Ce billet ne rend pas compte de cette journée, mais entend seulement commenter brièvement deux moments particuliers qu'elle a rendus possibles autour de l'affirmation et de la transmission de la mémoire.

Dans son intervention sur la relation paradoxale entre la lutte des Lip et l'idée d'autogestion, qui leur est naturellement associée alors que les Lip ne l'évoquent guère dans les sources, ou alors seulement pour les manières de mener leur lutte, Antoine Chollet a rappelé fort justement la conception de la mémoire de Walter Benjamin pour qui elle était surtout un processus et une forme de remémoration. La formule "die Tage des Eingedenkens", présente dans la XVe des thèses proposées dans Sur le concept d'histoire, est usuellement traduite en français par "jours de commémoration"; mais l'idée de remémoration exprime bien davantage le sens du néologisme allemand Eingedenken, de même que celui, inusité, de souvenance que Benjamin a utilisé lui-même dans sa propre traduction du texte en français. Il s'agit d'évoquer une sorte de disponibilité collective à une immersion dans le passé et la mémoire, ce qui est en effet assez loin des rituels commémoratifs (la traduction en question est notamment discutée ici).
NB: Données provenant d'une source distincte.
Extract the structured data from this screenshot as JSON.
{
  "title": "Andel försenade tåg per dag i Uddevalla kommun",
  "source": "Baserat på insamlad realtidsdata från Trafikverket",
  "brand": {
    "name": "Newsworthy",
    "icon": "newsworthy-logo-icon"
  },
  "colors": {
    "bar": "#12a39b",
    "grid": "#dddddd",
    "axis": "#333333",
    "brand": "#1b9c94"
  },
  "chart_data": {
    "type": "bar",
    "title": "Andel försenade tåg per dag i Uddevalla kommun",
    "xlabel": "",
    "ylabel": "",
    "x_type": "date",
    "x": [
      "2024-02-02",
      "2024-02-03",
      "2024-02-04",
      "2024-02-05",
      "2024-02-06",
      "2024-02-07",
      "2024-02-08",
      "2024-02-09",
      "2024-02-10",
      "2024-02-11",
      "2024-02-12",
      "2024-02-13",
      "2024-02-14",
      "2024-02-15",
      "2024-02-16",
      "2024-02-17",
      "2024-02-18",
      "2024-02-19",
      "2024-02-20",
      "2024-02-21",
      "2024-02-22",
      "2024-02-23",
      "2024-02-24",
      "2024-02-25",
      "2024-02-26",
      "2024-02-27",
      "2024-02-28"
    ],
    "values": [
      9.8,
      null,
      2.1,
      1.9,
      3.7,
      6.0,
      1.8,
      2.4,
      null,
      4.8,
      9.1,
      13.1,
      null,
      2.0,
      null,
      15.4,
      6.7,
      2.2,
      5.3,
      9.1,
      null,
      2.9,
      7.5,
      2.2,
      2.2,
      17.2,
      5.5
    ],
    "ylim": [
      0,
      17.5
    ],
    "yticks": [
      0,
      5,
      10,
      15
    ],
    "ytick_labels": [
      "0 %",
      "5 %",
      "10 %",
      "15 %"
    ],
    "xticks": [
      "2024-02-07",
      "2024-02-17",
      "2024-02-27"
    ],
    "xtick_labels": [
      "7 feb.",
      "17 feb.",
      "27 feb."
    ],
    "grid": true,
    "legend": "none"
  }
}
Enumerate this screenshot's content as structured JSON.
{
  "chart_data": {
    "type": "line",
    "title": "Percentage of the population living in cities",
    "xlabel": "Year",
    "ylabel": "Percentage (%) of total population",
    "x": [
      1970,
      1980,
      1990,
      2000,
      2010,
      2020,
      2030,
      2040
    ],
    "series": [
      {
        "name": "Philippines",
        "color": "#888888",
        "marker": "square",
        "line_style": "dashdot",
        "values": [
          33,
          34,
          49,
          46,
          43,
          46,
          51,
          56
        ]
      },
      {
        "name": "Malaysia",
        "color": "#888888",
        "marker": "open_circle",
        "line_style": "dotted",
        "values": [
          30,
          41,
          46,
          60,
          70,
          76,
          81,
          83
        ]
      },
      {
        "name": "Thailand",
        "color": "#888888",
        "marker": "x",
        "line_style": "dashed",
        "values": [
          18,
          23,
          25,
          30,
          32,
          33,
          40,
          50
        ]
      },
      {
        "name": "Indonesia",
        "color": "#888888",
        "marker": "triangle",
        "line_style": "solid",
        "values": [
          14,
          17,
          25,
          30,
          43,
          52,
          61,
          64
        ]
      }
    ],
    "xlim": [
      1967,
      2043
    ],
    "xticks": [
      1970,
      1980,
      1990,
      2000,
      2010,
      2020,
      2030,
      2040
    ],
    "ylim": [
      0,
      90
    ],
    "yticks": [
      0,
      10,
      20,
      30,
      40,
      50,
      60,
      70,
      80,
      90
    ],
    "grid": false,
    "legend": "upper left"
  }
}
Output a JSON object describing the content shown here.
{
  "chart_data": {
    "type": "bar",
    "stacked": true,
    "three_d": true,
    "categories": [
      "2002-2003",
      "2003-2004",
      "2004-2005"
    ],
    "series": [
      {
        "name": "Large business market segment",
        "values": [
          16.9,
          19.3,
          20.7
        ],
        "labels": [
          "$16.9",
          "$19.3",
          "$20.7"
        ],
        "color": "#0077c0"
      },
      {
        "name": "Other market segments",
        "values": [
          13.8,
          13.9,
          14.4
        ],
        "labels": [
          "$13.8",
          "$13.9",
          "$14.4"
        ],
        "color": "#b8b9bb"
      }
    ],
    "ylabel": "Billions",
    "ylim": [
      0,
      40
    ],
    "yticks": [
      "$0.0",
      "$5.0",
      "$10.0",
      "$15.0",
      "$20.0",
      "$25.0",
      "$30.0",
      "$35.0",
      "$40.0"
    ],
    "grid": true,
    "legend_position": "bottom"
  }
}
Dans la Suisse voisine, l'expérience des Lip est d'emblée et régulièrement bien présente dans les luttes des années 1970 qui sont inscrites dans le cycle d'insubordination ouvrière évoqué par Frédéric Deshusses, caractérisé à la fois par l'émergence de formes d'engagement plus radicales et par les menaces de la désindustrialisation. Cette dimension spatiale et transfrontalière est aussi liée à la présence de l'entreprise suisse Ébauches SA dans le capital de LIP, mais aussi au fait que le globalisation engagée dès les années 1960 menace l'horlogerie suisse. Laurent Tissot a évoqué à ce propos l'appréhension des dirigeants d'entreprises et de la bourgeoisie neuchâteloises à l'égard de ces formes de mobilisation ouvrière. Une source est particulièrement intéressante à cet égard lorsque Charles Piaget est invité un an plus tard à parler de Lip dans un lieu bourgeois et feutré, le Club 44 de la Chaux-de-Fonds (l'enregistrement est disponible ici).

À propos de la lutte des Lip et de son sens pour aujourd'hui, une chercheuse bizontine, Géraldine Vernerey-Kopp, qui travaille sur un podcast en cours d'élaboration consacré à des témoignages contemporains sur ce thème parce que les Lip ont produit beaucoup de matières sonores, a fait part de son questionnement sur le fait d'avoir peu entendu parler de cette histoire dans sa jeunesse, à part au moment du tournage d’un téléfilm en 2012 où de nombreux figurants avaient été engagés pour reproduire la marche des 100'000. Elle a aussi évoqué Nuit debout à Besançon où la ministre du travail avait été contestée au nom des Lip. Mais elle s'est surtout interrogée sur cette présence marquée de la référence aux Lip alors même que les luttes les plus contemporaines s'effacent rapidement dans les esprits. Par ailleurs, elle a souligné un autre contraste, à travers deux films documentaires au ton bien différent: l'exaltation de la lutte des Lip dans l'enthousiasmant Les Lip, l'imagination au pouvoir (2007), de Christian Rouaud, ou une certaine amertume exprimée par des protagonistes dans un film plus interrogatif, Fils de Lip (2007), de Thomas Faverjon. Le travail d'histoire et de mémoire entre présent et passé, ainsi conçu comme un dialogue intertemporel, devrait permettre à la fois de mettre à distance les idéalisations du passé et de ne pas perdre le sens pour aujourd'hui de l'émergence de possibles; de faire dialoguer les expériences des témoins avec les représentations et les attentes des plus jeunes; et de relier surtout ce présent du passé aux difficultés et aux incertitudes d'un présent inquiet pour son avenir.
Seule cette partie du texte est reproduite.